Initiales (Michel Edo)

dimanche 22 janvier 2017
par  NLLG

La fin du monde n’aurait pas eu lieu

Michel Edo

Initiales, 22/03/2017


Autant se débarrasser de cela tout de suite, je ne sais pas vraiment parler des romans de Patrik Ourednik... Pour la simple et bonne raison que ce n’en sont pas vraiment, des romans, ou alors des « post-quelque-chose ». Dire de ses livres que l’indice de romanesque y est faible est un euphémisme. En une phrase : Gaspard Boisvert est persuadé qu’il est le petit-fils d’Adolf Hitler par sa grand-mère qui aurait couché avec un caporal de l’armée allemande pendant la Première Guerre mondiale... Vous savez ce que c’est, n’est-ce pas ?

Bref, Gaspard est bien embêté avec ce putatif héritage génétique, et par le plus grand des hasards,il se trouve être recruté par le président le plus bête de l’histoire des États-­Unis pour être son conseiller froggy.

Mais au fond, ce n’est pas très important parce que si vous avez bien suivi, le sujet du livre, c’est la fin du monde, ou plutôt le fait qu’elle n’aurait pas eu lieu. Mais pour parler de la fin du monde sans perdre trop de lecteurs en cours de route, on trouvera également dans ce volume, et ce, sur recommandation expresse de l’éditeur, un peu de sexe (mais pas trop) ; de la religion (parce que religion et fin du monde font bon ménage) ; des dictateurs (et même leurs performances ramenées en taux horaire... désopilant) ; et un certain nombre d’autres sujets de bon goût que je préfère taire pour garder le suspense.

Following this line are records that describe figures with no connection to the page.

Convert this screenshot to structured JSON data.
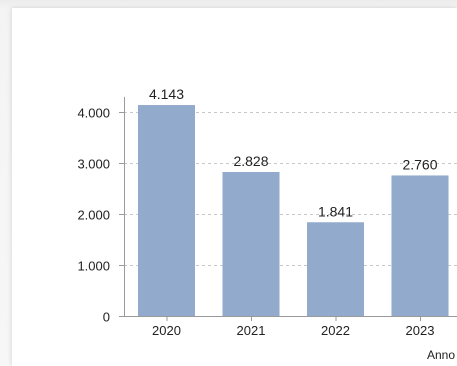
{
  "chart_data": {
    "type": "bar",
    "categories": [
      "2020",
      "2021",
      "2022",
      "2023"
    ],
    "values": [
      4143,
      2828,
      1841,
      2760
    ],
    "value_labels": [
      "4.143",
      "2.828",
      "1.841",
      "2.760"
    ],
    "xlabel": "Anno",
    "ylabel": "",
    "ylim": [
      0,
      4500
    ],
    "yticks": [
      {
        "value": 0,
        "label": "0"
      },
      {
        "value": 1000,
        "label": "1.000"
      },
      {
        "value": 2000,
        "label": "2.000"
      },
      {
        "value": 3000,
        "label": "3.000"
      },
      {
        "value": 4000,
        "label": "4.000"
      }
    ],
    "grid": true,
    "colors": {
      "bar": "#92aacc",
      "grid": "#c8c8c8",
      "axis": "#9a9a9a",
      "text": "#222222"
    }
  }
}
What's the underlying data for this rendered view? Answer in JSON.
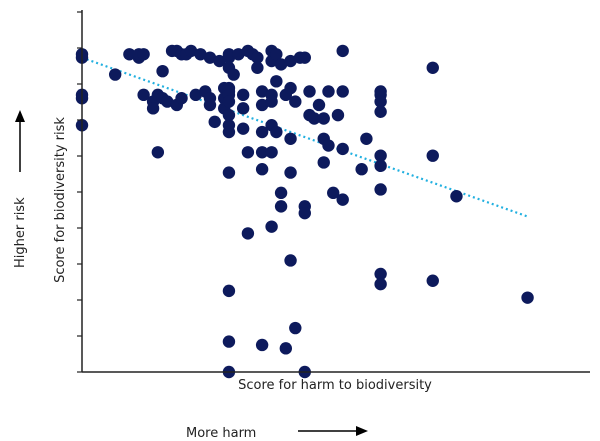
{
  "chart_data": {
    "type": "scatter",
    "xlabel": "Score for harm to biodiversity",
    "ylabel": "Score for biodiversity risk",
    "x_direction_label": "More harm",
    "y_direction_label": "Higher risk",
    "x_tick_labels": [],
    "y_tick_labels": [],
    "xlim": [
      0,
      100
    ],
    "ylim": [
      0,
      100
    ],
    "grid": false,
    "colors": {
      "points": "#0d1a5c",
      "trendline": "#22b0e0",
      "axis": "#222222"
    },
    "trendline": {
      "style": "dotted",
      "x": [
        0,
        94
      ],
      "y": [
        93,
        46
      ]
    },
    "points": [
      {
        "x": 0,
        "y": 94
      },
      {
        "x": 0,
        "y": 93
      },
      {
        "x": 0,
        "y": 82
      },
      {
        "x": 0,
        "y": 81
      },
      {
        "x": 0,
        "y": 73
      },
      {
        "x": 7,
        "y": 88
      },
      {
        "x": 10,
        "y": 94
      },
      {
        "x": 12,
        "y": 93
      },
      {
        "x": 12,
        "y": 94
      },
      {
        "x": 13,
        "y": 94
      },
      {
        "x": 13,
        "y": 82
      },
      {
        "x": 15,
        "y": 80
      },
      {
        "x": 15,
        "y": 78
      },
      {
        "x": 16,
        "y": 65
      },
      {
        "x": 16,
        "y": 82
      },
      {
        "x": 17,
        "y": 89
      },
      {
        "x": 17,
        "y": 81
      },
      {
        "x": 18,
        "y": 80
      },
      {
        "x": 19,
        "y": 95
      },
      {
        "x": 20,
        "y": 95
      },
      {
        "x": 20,
        "y": 79
      },
      {
        "x": 21,
        "y": 94
      },
      {
        "x": 21,
        "y": 81
      },
      {
        "x": 22,
        "y": 94
      },
      {
        "x": 23,
        "y": 95
      },
      {
        "x": 24,
        "y": 82
      },
      {
        "x": 25,
        "y": 94
      },
      {
        "x": 26,
        "y": 83
      },
      {
        "x": 27,
        "y": 81
      },
      {
        "x": 27,
        "y": 79
      },
      {
        "x": 27,
        "y": 93
      },
      {
        "x": 28,
        "y": 74
      },
      {
        "x": 29,
        "y": 92
      },
      {
        "x": 30,
        "y": 84
      },
      {
        "x": 30,
        "y": 81
      },
      {
        "x": 30,
        "y": 78
      },
      {
        "x": 31,
        "y": 93
      },
      {
        "x": 31,
        "y": 94
      },
      {
        "x": 31,
        "y": 90
      },
      {
        "x": 31,
        "y": 84
      },
      {
        "x": 31,
        "y": 83
      },
      {
        "x": 31,
        "y": 82
      },
      {
        "x": 31,
        "y": 80
      },
      {
        "x": 31,
        "y": 76
      },
      {
        "x": 31,
        "y": 73
      },
      {
        "x": 31,
        "y": 71
      },
      {
        "x": 31,
        "y": 59
      },
      {
        "x": 31,
        "y": 24
      },
      {
        "x": 31,
        "y": 9
      },
      {
        "x": 31,
        "y": 0
      },
      {
        "x": 32,
        "y": 88
      },
      {
        "x": 33,
        "y": 94
      },
      {
        "x": 34,
        "y": 82
      },
      {
        "x": 34,
        "y": 78
      },
      {
        "x": 34,
        "y": 72
      },
      {
        "x": 35,
        "y": 95
      },
      {
        "x": 35,
        "y": 65
      },
      {
        "x": 35,
        "y": 41
      },
      {
        "x": 36,
        "y": 94
      },
      {
        "x": 37,
        "y": 93
      },
      {
        "x": 37,
        "y": 90
      },
      {
        "x": 38,
        "y": 83
      },
      {
        "x": 38,
        "y": 79
      },
      {
        "x": 38,
        "y": 71
      },
      {
        "x": 38,
        "y": 65
      },
      {
        "x": 38,
        "y": 60
      },
      {
        "x": 38,
        "y": 8
      },
      {
        "x": 40,
        "y": 95
      },
      {
        "x": 40,
        "y": 92
      },
      {
        "x": 40,
        "y": 82
      },
      {
        "x": 40,
        "y": 80
      },
      {
        "x": 40,
        "y": 73
      },
      {
        "x": 40,
        "y": 65
      },
      {
        "x": 40,
        "y": 43
      },
      {
        "x": 41,
        "y": 94
      },
      {
        "x": 41,
        "y": 86
      },
      {
        "x": 41,
        "y": 71
      },
      {
        "x": 42,
        "y": 91
      },
      {
        "x": 42,
        "y": 53
      },
      {
        "x": 42,
        "y": 49
      },
      {
        "x": 43,
        "y": 82
      },
      {
        "x": 43,
        "y": 7
      },
      {
        "x": 44,
        "y": 92
      },
      {
        "x": 44,
        "y": 84
      },
      {
        "x": 44,
        "y": 69
      },
      {
        "x": 44,
        "y": 33
      },
      {
        "x": 44,
        "y": 59
      },
      {
        "x": 45,
        "y": 80
      },
      {
        "x": 45,
        "y": 13
      },
      {
        "x": 46,
        "y": 93
      },
      {
        "x": 47,
        "y": 93
      },
      {
        "x": 47,
        "y": 49
      },
      {
        "x": 47,
        "y": 47
      },
      {
        "x": 47,
        "y": 0
      },
      {
        "x": 48,
        "y": 76
      },
      {
        "x": 48,
        "y": 83
      },
      {
        "x": 49,
        "y": 75
      },
      {
        "x": 50,
        "y": 79
      },
      {
        "x": 51,
        "y": 62
      },
      {
        "x": 51,
        "y": 75
      },
      {
        "x": 51,
        "y": 69
      },
      {
        "x": 52,
        "y": 67
      },
      {
        "x": 52,
        "y": 83
      },
      {
        "x": 53,
        "y": 53
      },
      {
        "x": 54,
        "y": 76
      },
      {
        "x": 55,
        "y": 95
      },
      {
        "x": 55,
        "y": 66
      },
      {
        "x": 55,
        "y": 51
      },
      {
        "x": 55,
        "y": 83
      },
      {
        "x": 59,
        "y": 60
      },
      {
        "x": 60,
        "y": 69
      },
      {
        "x": 63,
        "y": 83
      },
      {
        "x": 63,
        "y": 82
      },
      {
        "x": 63,
        "y": 80
      },
      {
        "x": 63,
        "y": 77
      },
      {
        "x": 63,
        "y": 64
      },
      {
        "x": 63,
        "y": 61
      },
      {
        "x": 63,
        "y": 54
      },
      {
        "x": 63,
        "y": 29
      },
      {
        "x": 63,
        "y": 26
      },
      {
        "x": 74,
        "y": 90
      },
      {
        "x": 74,
        "y": 64
      },
      {
        "x": 74,
        "y": 27
      },
      {
        "x": 79,
        "y": 52
      },
      {
        "x": 94,
        "y": 22
      }
    ]
  }
}
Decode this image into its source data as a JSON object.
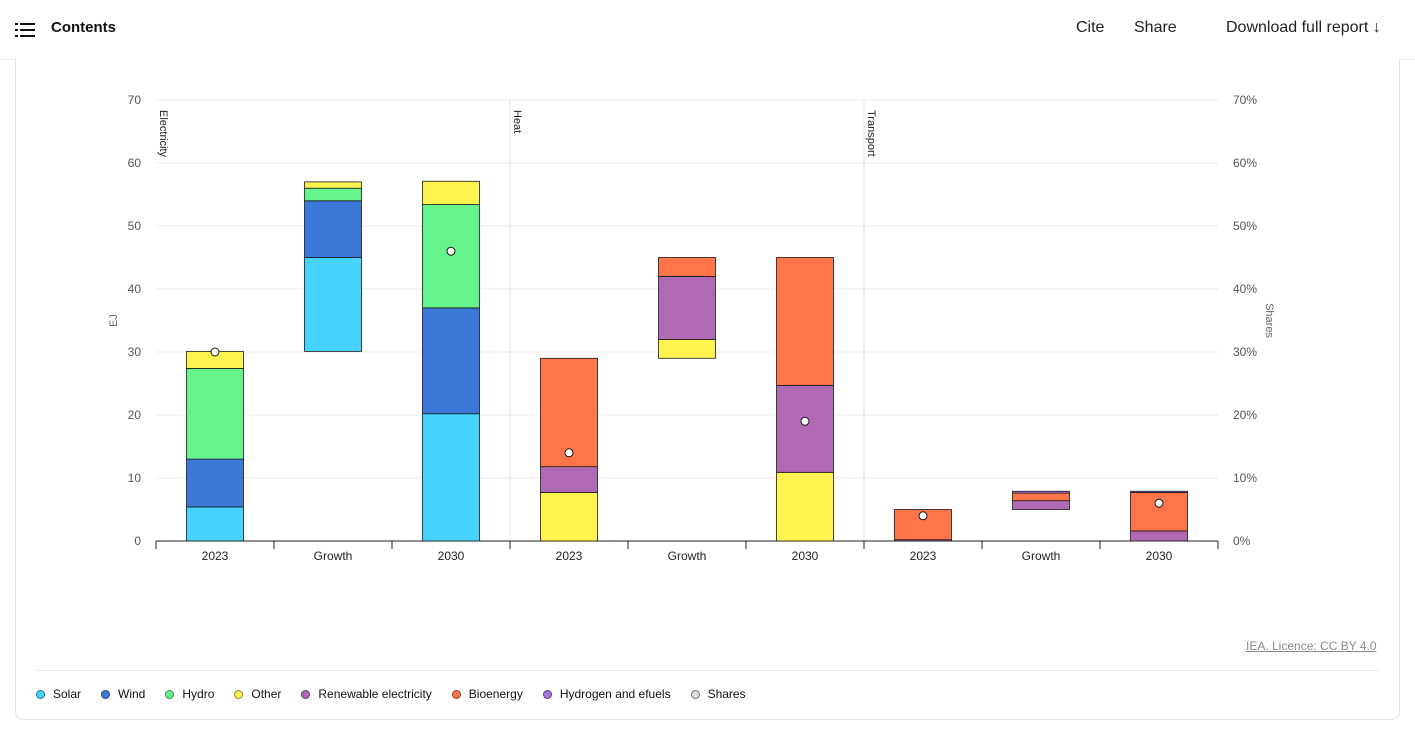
{
  "header": {
    "contents_label": "Contents",
    "cite_label": "Cite",
    "share_label": "Share",
    "download_label": "Download full report ↓"
  },
  "licence": "IEA. Licence: CC BY 4.0",
  "colors": {
    "Solar": "#46d4ff",
    "Wind": "#3c78d8",
    "Hydro": "#66f38c",
    "Other": "#fff44f",
    "Renewable electricity": "#b069b5",
    "Bioenergy": "#ff7448",
    "Hydrogen and efuels": "#a974e0",
    "Shares": "#dddddd"
  },
  "chart_data": {
    "type": "bar",
    "stacked": true,
    "waterfall_growth": true,
    "ylabel": "EJ",
    "ylabel_right": "Shares",
    "ylim": [
      0,
      70
    ],
    "yticks": [
      0,
      10,
      20,
      30,
      40,
      50,
      60,
      70
    ],
    "ylim_right": [
      0,
      70
    ],
    "yticks_right": [
      "0%",
      "10%",
      "20%",
      "30%",
      "40%",
      "50%",
      "60%",
      "70%"
    ],
    "grid": true,
    "legend_position": "bottom",
    "groups": [
      {
        "name": "Electricity",
        "bars": [
          {
            "label": "2023",
            "base": 0,
            "segments": [
              {
                "series": "Solar",
                "value": 5.4
              },
              {
                "series": "Wind",
                "value": 7.6
              },
              {
                "series": "Hydro",
                "value": 14.4
              },
              {
                "series": "Other",
                "value": 2.7
              }
            ],
            "share": 30
          },
          {
            "label": "Growth",
            "base": 30.1,
            "segments": [
              {
                "series": "Solar",
                "value": 14.9
              },
              {
                "series": "Wind",
                "value": 9.0
              },
              {
                "series": "Hydro",
                "value": 2.0
              },
              {
                "series": "Other",
                "value": 1.0
              }
            ],
            "share": null
          },
          {
            "label": "2030",
            "base": 0,
            "segments": [
              {
                "series": "Solar",
                "value": 20.2
              },
              {
                "series": "Wind",
                "value": 16.8
              },
              {
                "series": "Hydro",
                "value": 16.4
              },
              {
                "series": "Other",
                "value": 3.7
              }
            ],
            "share": 46
          }
        ]
      },
      {
        "name": "Heat",
        "bars": [
          {
            "label": "2023",
            "base": 0,
            "segments": [
              {
                "series": "Other",
                "value": 7.7
              },
              {
                "series": "Renewable electricity",
                "value": 4.1
              },
              {
                "series": "Bioenergy",
                "value": 17.2
              }
            ],
            "share": 14
          },
          {
            "label": "Growth",
            "base": 29.0,
            "segments": [
              {
                "series": "Other",
                "value": 3.0
              },
              {
                "series": "Renewable electricity",
                "value": 10.0
              },
              {
                "series": "Bioenergy",
                "value": 3.0
              }
            ],
            "share": null
          },
          {
            "label": "2030",
            "base": 0,
            "segments": [
              {
                "series": "Other",
                "value": 10.9
              },
              {
                "series": "Renewable electricity",
                "value": 13.8
              },
              {
                "series": "Bioenergy",
                "value": 20.3
              }
            ],
            "share": 19
          }
        ]
      },
      {
        "name": "Transport",
        "bars": [
          {
            "label": "2023",
            "base": 0,
            "segments": [
              {
                "series": "Renewable electricity",
                "value": 0.2
              },
              {
                "series": "Bioenergy",
                "value": 4.8
              }
            ],
            "share": 4
          },
          {
            "label": "Growth",
            "base": 5.0,
            "segments": [
              {
                "series": "Renewable electricity",
                "value": 1.4
              },
              {
                "series": "Bioenergy",
                "value": 1.2
              },
              {
                "series": "Hydrogen and efuels",
                "value": 0.3
              }
            ],
            "share": null
          },
          {
            "label": "2030",
            "base": 0,
            "segments": [
              {
                "series": "Renewable electricity",
                "value": 1.6
              },
              {
                "series": "Bioenergy",
                "value": 6.1
              },
              {
                "series": "Hydrogen and efuels",
                "value": 0.2
              }
            ],
            "share": 6
          }
        ]
      }
    ],
    "legend": [
      "Solar",
      "Wind",
      "Hydro",
      "Other",
      "Renewable electricity",
      "Bioenergy",
      "Hydrogen and efuels",
      "Shares"
    ]
  }
}
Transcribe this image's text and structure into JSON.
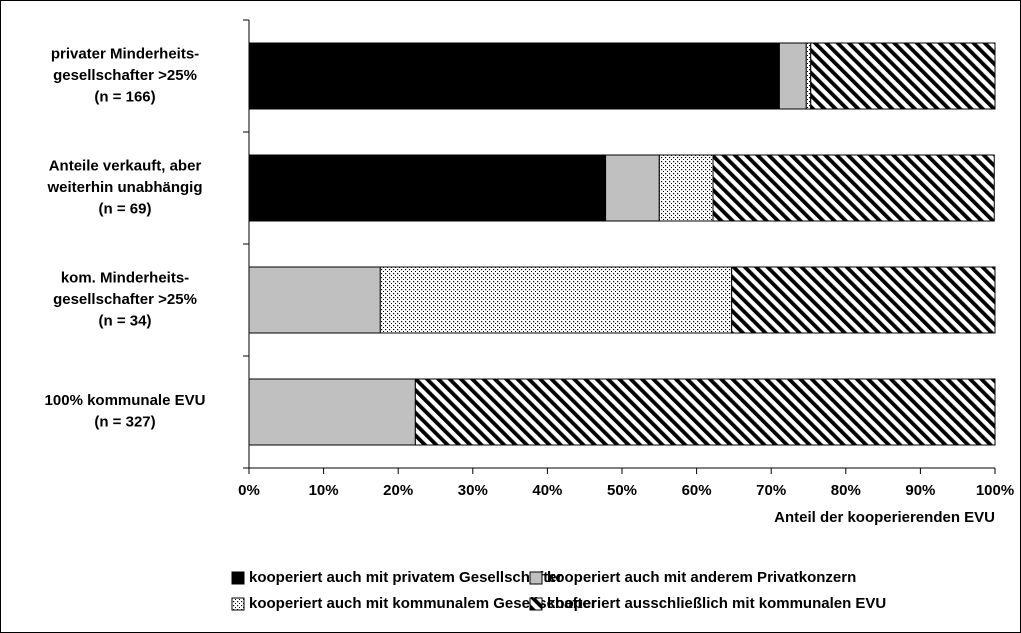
{
  "chart_data": {
    "type": "stacked_barh",
    "categories": [
      [
        "privater Minderheits-",
        "gesellschafter >25%",
        "(n = 166)"
      ],
      [
        "Anteile verkauft, aber",
        "weiterhin unabhängig",
        "(n = 69)"
      ],
      [
        "kom. Minderheits-",
        "gesellschafter >25%",
        "(n = 34)"
      ],
      [
        "100% kommunale EVU",
        "(n = 327)"
      ]
    ],
    "series": [
      {
        "name": "kooperiert auch mit privatem Gesellschafter",
        "color": "#000000",
        "pattern": "solid",
        "values": [
          71.1,
          47.8,
          0,
          0
        ]
      },
      {
        "name": "kooperiert auch mit anderem Privatkonzern",
        "color": "#c0c0c0",
        "pattern": "solid",
        "values": [
          3.6,
          7.2,
          17.6,
          22.3
        ]
      },
      {
        "name": "kooperiert auch mit kommunalem Gesellschafter",
        "color": "#ffffff",
        "pattern": "dots",
        "values": [
          0.6,
          7.2,
          47.1,
          0
        ]
      },
      {
        "name": "kooperiert ausschließlich mit kommunalen EVU",
        "color": "#ffffff",
        "pattern": "hatch",
        "values": [
          24.7,
          37.7,
          35.3,
          77.7
        ]
      }
    ],
    "xlim": [
      0,
      100
    ],
    "xticks": [
      {
        "value": 0,
        "label": "0%"
      },
      {
        "value": 10,
        "label": "10%"
      },
      {
        "value": 20,
        "label": "20%"
      },
      {
        "value": 30,
        "label": "30%"
      },
      {
        "value": 40,
        "label": "40%"
      },
      {
        "value": 50,
        "label": "50%"
      },
      {
        "value": 60,
        "label": "60%"
      },
      {
        "value": 70,
        "label": "70%"
      },
      {
        "value": 80,
        "label": "80%"
      },
      {
        "value": 90,
        "label": "90%"
      },
      {
        "value": 100,
        "label": "100%"
      }
    ],
    "xlabel": "Anteil der kooperierenden EVU",
    "legend": "bottom"
  }
}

Néanmoins, on retrouve en fin d’ouvrage un Gaspard passablement perturbé par sa proximité avec Georges W., avec un trouble qui le fait passer de la placidité la plus nirvanesque à la folie furieuse dès qu’il entend ce genre de contre-vérités qui nous laisse la plupart du temps indifférents : l’excision est un fait culturel, ou les médias sont indépendants, ou le capitalisme apporte bienfaits et prospérité pour tous. Bref, ce que l’on entend tous les jours sans bouger une oreille.

Et c’est là que le livre fait mouche, en rappelant que la passivité donnera toujours raison au plus fort et qu’à force de faire le dos rond, on finira peut-être par ne plus savoir ce que c’est qu’être debout.

Ah ! Un autre truc : il n’y a pas d’exergue à ce livre, s’il y en avait une, je suis sûr qu’elle serait signée Thomas Bernhard ou Jaroslav Hasek.